E a prataria? Depois daquele primeiro vice-campeonato nacional, o Arsenal ficou em segundo lugar na FA Cup de 1927. Perdeu marginalmente, 1 a 0, para o Cardiff, diante de 91.206 pessoas, no antigo Wembley.
Porém, a primeira taça veio justamente nessa competição, mas três anos mais tarde e, insolitamente, contra o Huddersfield e diante de uma multidão ainda maior, 92.499 pessoas. Coube ao defensor Tom Parker a honraria de levantar o primeiro troféu dos Gunners.

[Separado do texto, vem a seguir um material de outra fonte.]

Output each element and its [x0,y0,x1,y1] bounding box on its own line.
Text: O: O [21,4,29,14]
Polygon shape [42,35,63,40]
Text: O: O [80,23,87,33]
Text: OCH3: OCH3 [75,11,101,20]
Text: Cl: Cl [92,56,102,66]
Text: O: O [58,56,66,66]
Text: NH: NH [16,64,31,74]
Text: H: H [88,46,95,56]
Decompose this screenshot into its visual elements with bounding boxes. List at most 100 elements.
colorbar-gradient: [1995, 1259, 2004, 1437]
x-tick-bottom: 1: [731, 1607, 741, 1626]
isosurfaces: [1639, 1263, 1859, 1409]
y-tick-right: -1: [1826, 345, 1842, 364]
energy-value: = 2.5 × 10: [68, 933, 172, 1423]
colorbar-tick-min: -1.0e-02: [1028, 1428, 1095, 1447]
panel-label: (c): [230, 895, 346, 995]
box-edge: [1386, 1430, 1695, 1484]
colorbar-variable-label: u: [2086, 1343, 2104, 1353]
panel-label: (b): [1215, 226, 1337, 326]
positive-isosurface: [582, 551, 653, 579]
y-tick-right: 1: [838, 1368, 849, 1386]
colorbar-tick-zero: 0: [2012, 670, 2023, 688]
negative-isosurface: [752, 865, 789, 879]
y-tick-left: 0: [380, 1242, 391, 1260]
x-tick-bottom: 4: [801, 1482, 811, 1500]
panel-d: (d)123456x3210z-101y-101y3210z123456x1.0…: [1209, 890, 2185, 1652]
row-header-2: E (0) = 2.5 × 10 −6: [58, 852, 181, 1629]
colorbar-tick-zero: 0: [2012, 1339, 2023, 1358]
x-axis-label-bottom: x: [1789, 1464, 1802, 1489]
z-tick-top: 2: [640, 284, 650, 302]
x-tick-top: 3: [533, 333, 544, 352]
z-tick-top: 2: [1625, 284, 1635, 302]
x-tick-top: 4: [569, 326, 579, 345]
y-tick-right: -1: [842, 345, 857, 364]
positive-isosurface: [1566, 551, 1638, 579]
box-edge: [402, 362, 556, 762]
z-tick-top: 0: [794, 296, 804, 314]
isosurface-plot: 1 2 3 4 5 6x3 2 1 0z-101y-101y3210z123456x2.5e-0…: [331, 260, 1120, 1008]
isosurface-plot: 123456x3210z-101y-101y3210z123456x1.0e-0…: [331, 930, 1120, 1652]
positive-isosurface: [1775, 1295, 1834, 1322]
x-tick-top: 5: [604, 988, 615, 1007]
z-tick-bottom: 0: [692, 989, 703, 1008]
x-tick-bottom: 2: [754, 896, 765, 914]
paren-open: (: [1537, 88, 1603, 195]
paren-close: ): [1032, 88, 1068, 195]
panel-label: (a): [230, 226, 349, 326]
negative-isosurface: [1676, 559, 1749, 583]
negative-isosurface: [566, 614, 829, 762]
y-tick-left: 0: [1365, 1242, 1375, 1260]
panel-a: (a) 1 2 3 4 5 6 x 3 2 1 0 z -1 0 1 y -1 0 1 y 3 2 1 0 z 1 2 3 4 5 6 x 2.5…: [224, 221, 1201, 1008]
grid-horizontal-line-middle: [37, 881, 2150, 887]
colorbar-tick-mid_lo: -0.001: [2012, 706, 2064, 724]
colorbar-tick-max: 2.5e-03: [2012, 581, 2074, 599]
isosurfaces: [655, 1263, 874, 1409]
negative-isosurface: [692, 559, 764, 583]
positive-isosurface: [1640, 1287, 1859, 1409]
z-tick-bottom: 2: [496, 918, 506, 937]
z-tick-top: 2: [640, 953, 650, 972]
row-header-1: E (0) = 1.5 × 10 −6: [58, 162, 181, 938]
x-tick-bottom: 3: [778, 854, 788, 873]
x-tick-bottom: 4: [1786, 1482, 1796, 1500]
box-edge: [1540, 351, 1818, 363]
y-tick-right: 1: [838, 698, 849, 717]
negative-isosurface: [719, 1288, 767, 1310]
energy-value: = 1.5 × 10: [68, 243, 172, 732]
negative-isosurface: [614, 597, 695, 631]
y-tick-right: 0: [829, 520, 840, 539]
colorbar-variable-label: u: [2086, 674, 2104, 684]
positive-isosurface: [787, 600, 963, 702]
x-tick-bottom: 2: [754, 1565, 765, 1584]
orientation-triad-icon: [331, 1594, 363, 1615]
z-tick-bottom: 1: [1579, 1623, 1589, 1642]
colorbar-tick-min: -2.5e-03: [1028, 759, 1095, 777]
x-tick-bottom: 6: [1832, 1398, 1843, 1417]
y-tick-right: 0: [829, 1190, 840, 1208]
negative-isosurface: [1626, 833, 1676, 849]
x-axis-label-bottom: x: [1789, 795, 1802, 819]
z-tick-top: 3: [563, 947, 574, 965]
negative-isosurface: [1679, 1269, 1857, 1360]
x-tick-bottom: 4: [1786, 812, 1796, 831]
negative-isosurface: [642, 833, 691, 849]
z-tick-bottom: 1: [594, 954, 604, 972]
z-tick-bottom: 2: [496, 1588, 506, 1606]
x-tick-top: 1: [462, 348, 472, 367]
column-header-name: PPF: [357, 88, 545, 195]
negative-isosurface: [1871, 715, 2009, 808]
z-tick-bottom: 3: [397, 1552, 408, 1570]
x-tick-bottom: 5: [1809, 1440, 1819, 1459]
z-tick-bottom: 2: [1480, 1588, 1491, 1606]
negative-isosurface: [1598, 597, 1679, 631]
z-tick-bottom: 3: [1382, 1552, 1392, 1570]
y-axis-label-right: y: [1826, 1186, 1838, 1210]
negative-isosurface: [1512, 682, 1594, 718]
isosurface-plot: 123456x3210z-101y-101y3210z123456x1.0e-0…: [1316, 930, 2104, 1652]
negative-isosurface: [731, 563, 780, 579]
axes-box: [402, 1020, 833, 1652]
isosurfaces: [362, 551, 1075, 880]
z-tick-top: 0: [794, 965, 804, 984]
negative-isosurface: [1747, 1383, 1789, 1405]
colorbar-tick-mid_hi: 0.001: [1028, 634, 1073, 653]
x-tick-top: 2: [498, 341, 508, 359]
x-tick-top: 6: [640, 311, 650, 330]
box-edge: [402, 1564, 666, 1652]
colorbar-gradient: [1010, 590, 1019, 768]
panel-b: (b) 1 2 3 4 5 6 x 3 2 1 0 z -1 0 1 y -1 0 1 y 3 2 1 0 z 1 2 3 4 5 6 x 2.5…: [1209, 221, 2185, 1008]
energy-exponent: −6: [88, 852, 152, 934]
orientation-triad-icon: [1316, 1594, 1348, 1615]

E não pararia ali: o Arsenal seria hegemônico nos anos 1930.
Um vencedor em vida e morte
A primeira liga inglesa chegou ao clube alvirrubro em 1930-31. Sob a batuta de Chapman, o time asseguraria, ainda, a conquista de 1932-33. A verdade é que o treinador não foi nunca deposto de sua condição de líder arsenalista. Porém, no início de 1934, no alto inverno inglês, contraiu uma gripe, depois de assistir a uma partida do terceiro time do Arsenal. Ela, rapidamente, evoluiu para uma pneumonia. O óbito, em 6 de janeiro, foi inevitável. Tinha 55 anos.
Apesar disso, seu trabalho recebeu a devida continuidade. Primeiro por Joe Shaw, depois por George Alisson. Naquela década, ainda vieram os títulos ingleses de 1933-34, 1934-5 e 1937-38. Sabe-se lá o que teria acontecido sem a interrupção das disputas futebolísticas durante a Segunda Guerra. O fato é que, de Chapman em diante, o Arsenal se tornou um time que vence. Pode passar alguns períodos afastado das vitórias, mas sempre retoma o caminho dos títulos.
Quando ao futebol, bem, este bebeu com gosto da fonte do WM, que prevaleceu como tática dominante até os anos 1950, uma época em que, dentre outros, húngaros e brasileiros imprimiram uma nova marca no futebol. Era uma nova evolução, que não se sabe de onde partiria sem os ensinamentos daquele candidato a engenheiro de minas.